Fabrikadan çıkıyoruz ve toplantı odasında bir sunum yapılıyor. Sunum boyunca kâr oranlarının artışı anlatılıyor. Üniversite hayatları boyunca patronu nasıl koruması gerektiğini öğrenen arkadaşlarım ise kendi sınıflarını unutup anlatılanları not alıyor. 

Bir sivrilik yapıp iş cinayetleri ile ilgili ne düşündüğünü soruyorum sunum yapan müdüre. Daha önceden planlamamış olacak "bir dakika" ile başlıyor: "Burada iş cinayeti olmaz, iş kazası olur. Kazalar çok değerli sonuçlar vermiyor üstelik. Bir işçinin parmağının veya kolunun kopması gerçekleşti en fazla" diyerek hemen başka soru alıyor. "Değersiz mi dediniz" diye tekrar sorduğumda arkadaşlarımın soru haklarını aldığım gerekçesi ile susturuluyorum.

Gezi bitiyor ve fabrikada çalışan, mesaileri bitmiş birkaç işçiden su istiyorum. İçeride olanları anlattığımda ise bu cümleleri ilk kez duymadıklarını söylüyorlar. Sonra içlerinden Mehmet, kızını dershaneye yollayamadığını, okumasını çok istediğini anlatıyor. Arkadaşları ek iş yapıp yapamayacağını sorduğunda ise bütün gün 50 derece sıcaklıkta çalıştığını eve gittiğinde bazen yemek yemeden uyuyakaldığını anlatıyor. İşçilerin parmaklarına bakıyorum dinlerken… Dünya üzerinde onların parmaklarından, kollarından daha değerli bir şey olmadığını anlıyorum.

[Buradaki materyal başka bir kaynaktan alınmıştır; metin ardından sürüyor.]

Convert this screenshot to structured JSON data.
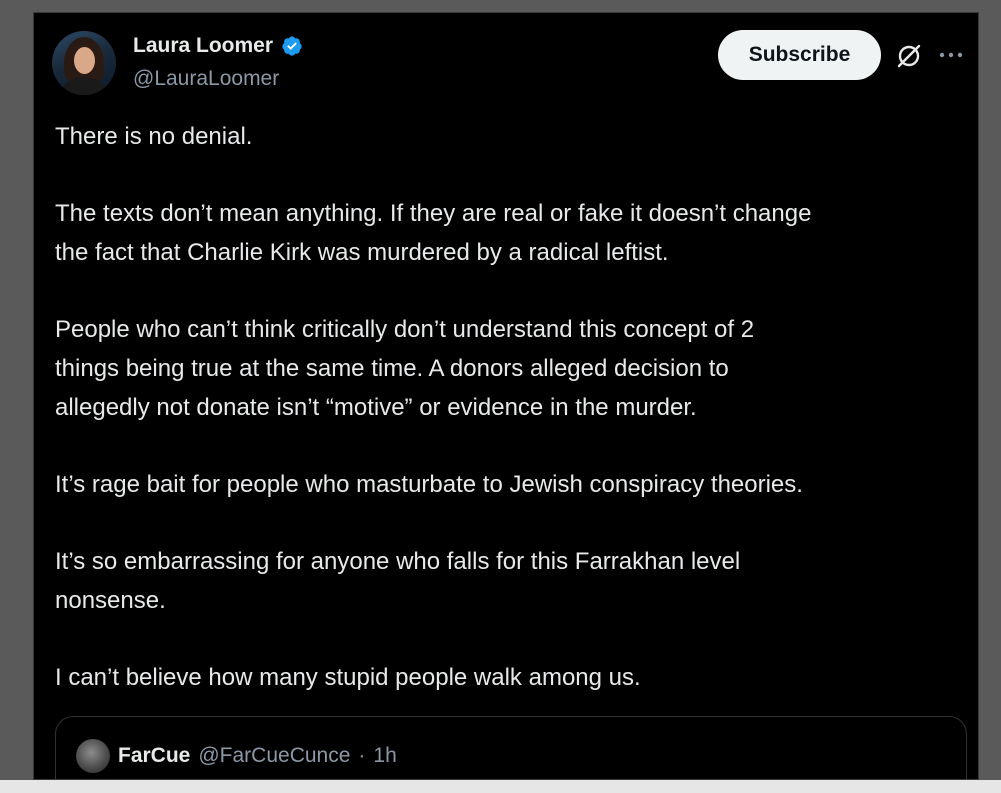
{
  "author": {
    "display_name": "Laura Loomer",
    "handle": "@LauraLoomer"
  },
  "actions": {
    "subscribe_label": "Subscribe",
    "grok_icon": "grok-icon",
    "more_icon": "more-icon"
  },
  "tweet": {
    "paragraphs": [
      "There is no denial.",
      "The texts don’t mean anything. If they are real or fake it doesn’t change\nthe fact that Charlie Kirk was murdered by a radical leftist.",
      "People who can’t think critically don’t understand this concept of 2\nthings being true at the same time. A donors alleged decision to\nallegedly not donate isn’t “motive” or evidence in the murder.",
      "It’s rage bait for people who masturbate to Jewish conspiracy theories.",
      "It’s so embarrassing for anyone who falls for this Farrakhan level\nnonsense.",
      "I can’t believe how many stupid people walk among us."
    ]
  },
  "quote": {
    "display_name": "FarCue",
    "handle": "@FarCueCunce",
    "separator": "·",
    "time": "1h"
  },
  "colors": {
    "background": "#000000",
    "text": "#e7e9ea",
    "secondary": "#8b98a5",
    "verified_blue": "#1d9bf0",
    "button_bg": "#eff3f4"
  }
}
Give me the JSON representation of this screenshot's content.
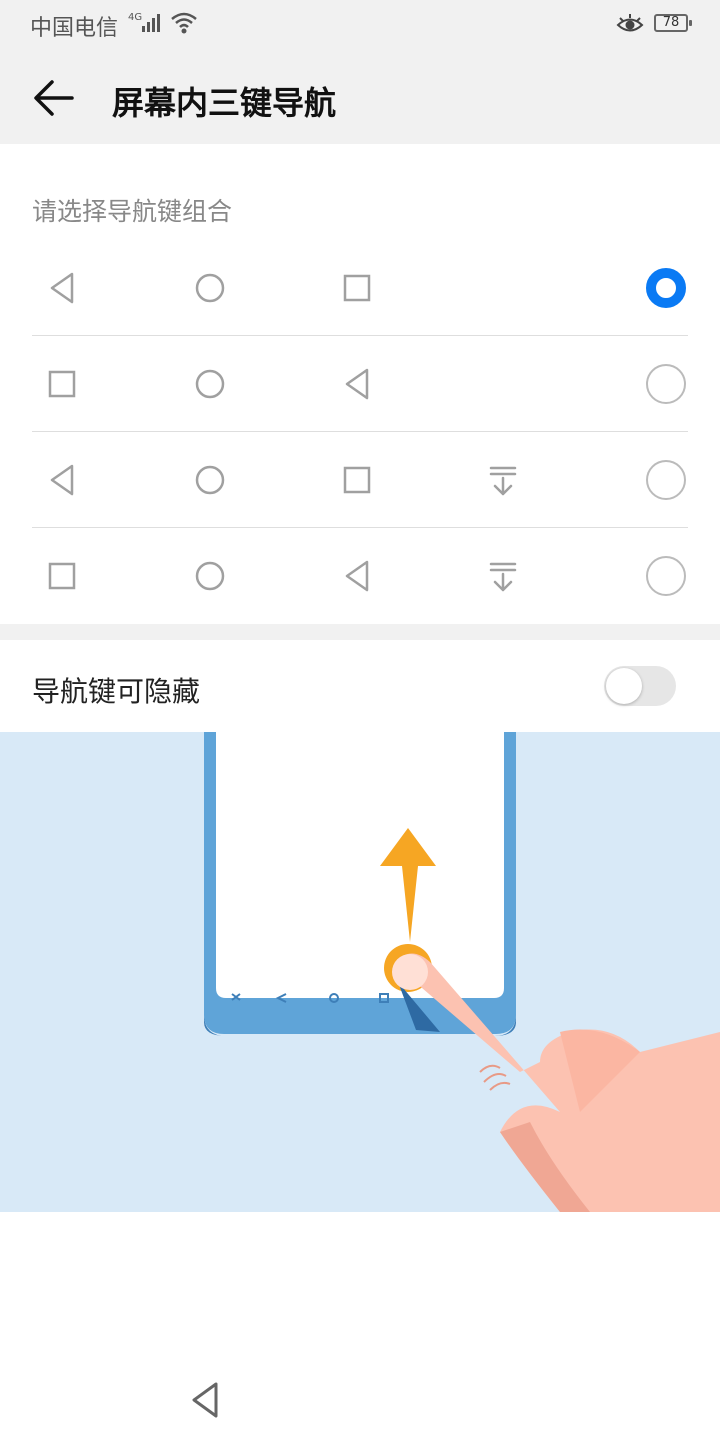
{
  "status_bar": {
    "carrier": "中国电信",
    "network": "4G",
    "battery": "78"
  },
  "header": {
    "title": "屏幕内三键导航"
  },
  "section": {
    "label": "请选择导航键组合"
  },
  "options": [
    {
      "keys": [
        "back-triangle-icon",
        "home-circle-icon",
        "recent-square-icon"
      ],
      "selected": true
    },
    {
      "keys": [
        "recent-square-icon",
        "home-circle-icon",
        "back-triangle-icon"
      ],
      "selected": false
    },
    {
      "keys": [
        "back-triangle-icon",
        "home-circle-icon",
        "recent-square-icon",
        "notification-down-icon"
      ],
      "selected": false
    },
    {
      "keys": [
        "recent-square-icon",
        "home-circle-icon",
        "back-triangle-icon",
        "notification-down-icon"
      ],
      "selected": false
    }
  ],
  "hide_toggle": {
    "label": "导航键可隐藏",
    "on": false
  },
  "colors": {
    "accent": "#0a7af4",
    "illustration_bg": "#d8e9f7",
    "phone_frame": "#5fa4d8",
    "arrow": "#f6a623",
    "finger": "#fcc2b1"
  }
}
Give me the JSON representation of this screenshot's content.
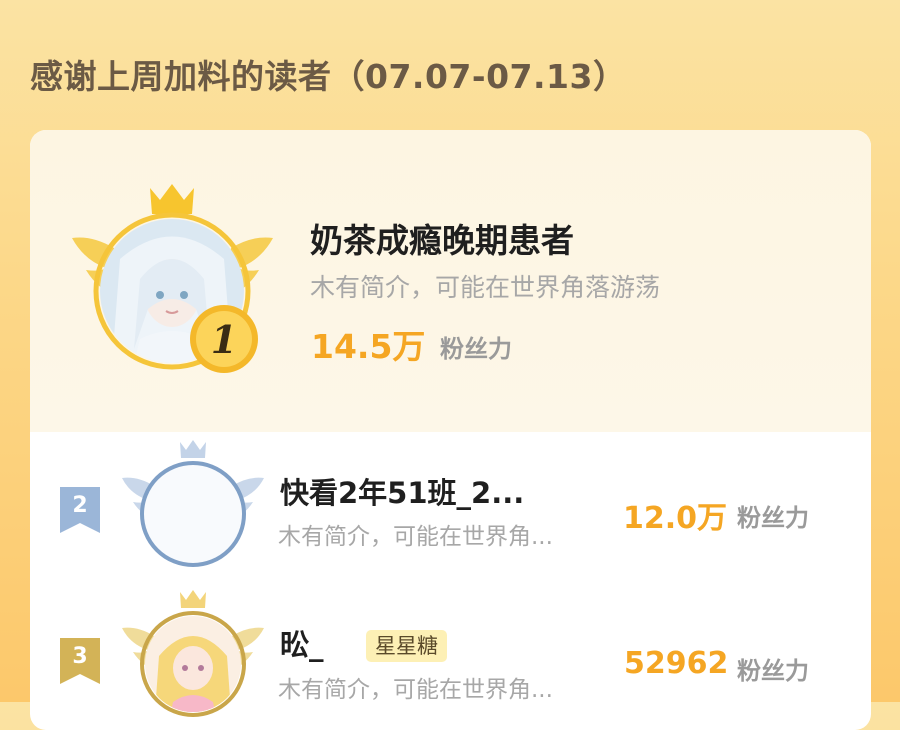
{
  "title": "感谢上周加料的读者（07.07-07.13）",
  "colors": {
    "accent": "#f5a623",
    "page_background": "#fcd889",
    "card_highlight": "#fdf5e2",
    "silver": "#7f9fc6",
    "bronze": "#d7b85a"
  },
  "leaderboard": [
    {
      "rank": "1",
      "name": "奶茶成瘾晚期患者",
      "bio": "木有简介，可能在世界角落游荡",
      "fans_value": "14.5万",
      "fans_unit": "粉丝力",
      "frame_icon": "gold-crown-wings-icon"
    },
    {
      "rank": "2",
      "name": "快看2年51班_2...",
      "bio": "木有简介，可能在世界角...",
      "fans_value": "12.0万",
      "fans_unit": "粉丝力",
      "frame_icon": "silver-crown-wings-icon"
    },
    {
      "rank": "3",
      "name": "昖_",
      "badge": "星星糖",
      "bio": "木有简介，可能在世界角...",
      "fans_value": "52962",
      "fans_unit": "粉丝力",
      "frame_icon": "bronze-crown-wings-icon"
    }
  ]
}
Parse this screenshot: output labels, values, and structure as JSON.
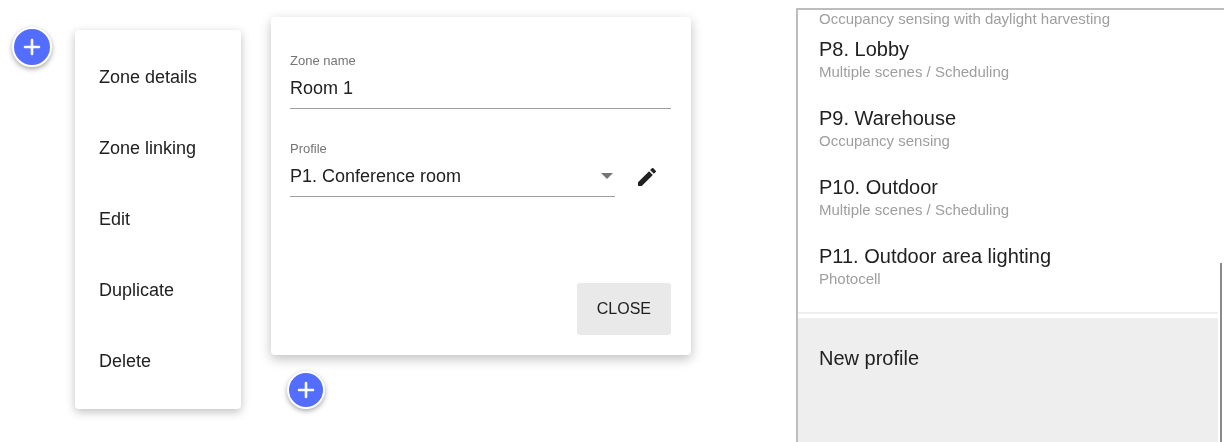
{
  "menu": {
    "items": [
      {
        "label": "Zone details"
      },
      {
        "label": "Zone linking"
      },
      {
        "label": "Edit"
      },
      {
        "label": "Duplicate"
      },
      {
        "label": "Delete"
      }
    ]
  },
  "dialog": {
    "zone_name": {
      "label": "Zone name",
      "value": "Room 1"
    },
    "profile": {
      "label": "Profile",
      "value": "P1. Conference room"
    },
    "close_button": "CLOSE"
  },
  "profile_list": {
    "partial_subtitle": "Occupancy sensing with daylight harvesting",
    "items": [
      {
        "title": "P8. Lobby",
        "subtitle": "Multiple scenes / Scheduling"
      },
      {
        "title": "P9. Warehouse",
        "subtitle": "Occupancy sensing"
      },
      {
        "title": "P10. Outdoor",
        "subtitle": "Multiple scenes / Scheduling"
      },
      {
        "title": "P11. Outdoor area lighting",
        "subtitle": "Photocell"
      }
    ],
    "new_profile": {
      "label": "New profile",
      "selected": true
    }
  }
}
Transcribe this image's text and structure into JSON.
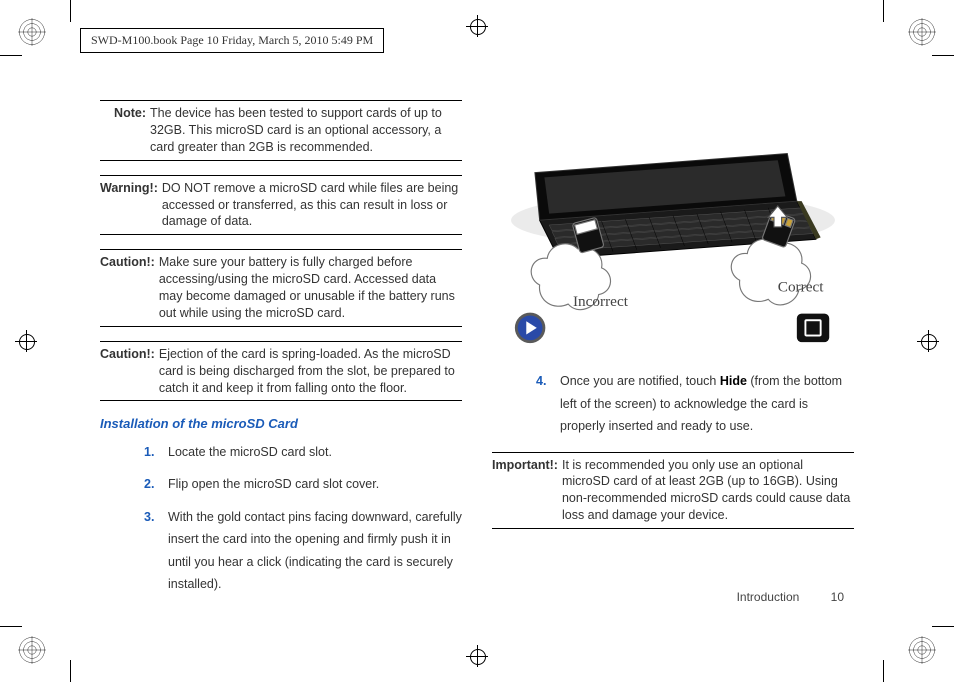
{
  "header": {
    "text": "SWD-M100.book  Page 10  Friday, March 5, 2010  5:49 PM"
  },
  "left": {
    "note": {
      "label": "Note:",
      "text": "The device has been tested to support cards of up to 32GB. This microSD card is an optional accessory, a card greater than 2GB is recommended."
    },
    "warning": {
      "label": "Warning!:",
      "text": "DO NOT remove a microSD card while files are being accessed or transferred, as this can result in loss or damage of data."
    },
    "caution1": {
      "label": "Caution!:",
      "text": "Make sure your battery is fully charged before accessing/using the microSD card. Accessed data may become damaged or unusable if the battery runs out while using the microSD card."
    },
    "caution2": {
      "label": "Caution!:",
      "text": "Ejection of the card is spring-loaded. As the microSD card is being discharged from the slot, be prepared to catch it and keep it from falling onto the floor."
    },
    "section_title": "Installation of the microSD Card",
    "steps": {
      "s1": {
        "num": "1.",
        "text": "Locate the microSD card slot."
      },
      "s2": {
        "num": "2.",
        "text": "Flip open the microSD card slot cover."
      },
      "s3": {
        "num": "3.",
        "text": "With the gold contact pins facing downward, carefully insert the card into the opening and firmly push it in until you hear a click (indicating the card is securely installed)."
      }
    }
  },
  "right": {
    "illust": {
      "incorrect": "Incorrect",
      "correct": "Correct"
    },
    "step4": {
      "num": "4.",
      "pre": "Once you are notified, touch ",
      "bold": "Hide",
      "post": " (from the bottom left of the screen) to acknowledge the card is properly inserted and ready to use."
    },
    "important": {
      "label": "Important!:",
      "text": "It is recommended you only use an optional microSD card of at least 2GB (up to 16GB). Using non-recommended microSD cards could cause data loss and damage your device."
    }
  },
  "footer": {
    "section": "Introduction",
    "page": "10"
  }
}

Aynı sınıfın insanı olmak böyle bir şey sanırım hemen ceplerinden elma bölüp veriyorlar hiç kimse tam yemiyor elmayı. Samet Abi kirasını ödeyemediğini söylerken "şu fabrikalar patronların başına yıkılsa da değersizlik, yoksulluk nedir görseler" diyor. Ağzına bile yakışmıyor "değersizlik."

Bu sırada işçilerin hepsi mühendisin iyi biri olduğunu ama elinde imkan olmadığını söylüyor.

Sınıfın elinden tutmadığımız her saat birilerinin canı, parmakları, kolları değersizleşiyor. Bizler yoksul insanlarız; yoksul insanların çocuklarıyız. Ödenemeyen kiralarımız, gidemediğimiz dershanelerimiz var. Sınıfı "bir gün gelecek" diyerek bekletecek vaktimiz yok. Hemen bugün, şimdi olmalı omuz omuza mücadele. Önümüzdeki yıllar değil hemen bu 1 Mayıs’ta haykırmalıyız patronların yüzlerine değersizliklerini…

Sokakta duyduğumda içimi titreten bir slogan ile bitireyim.

FABRİKALAR,TARLALAR; SİYASİ İKTİDAR, HER ŞEY EMEĞİN OLACAK!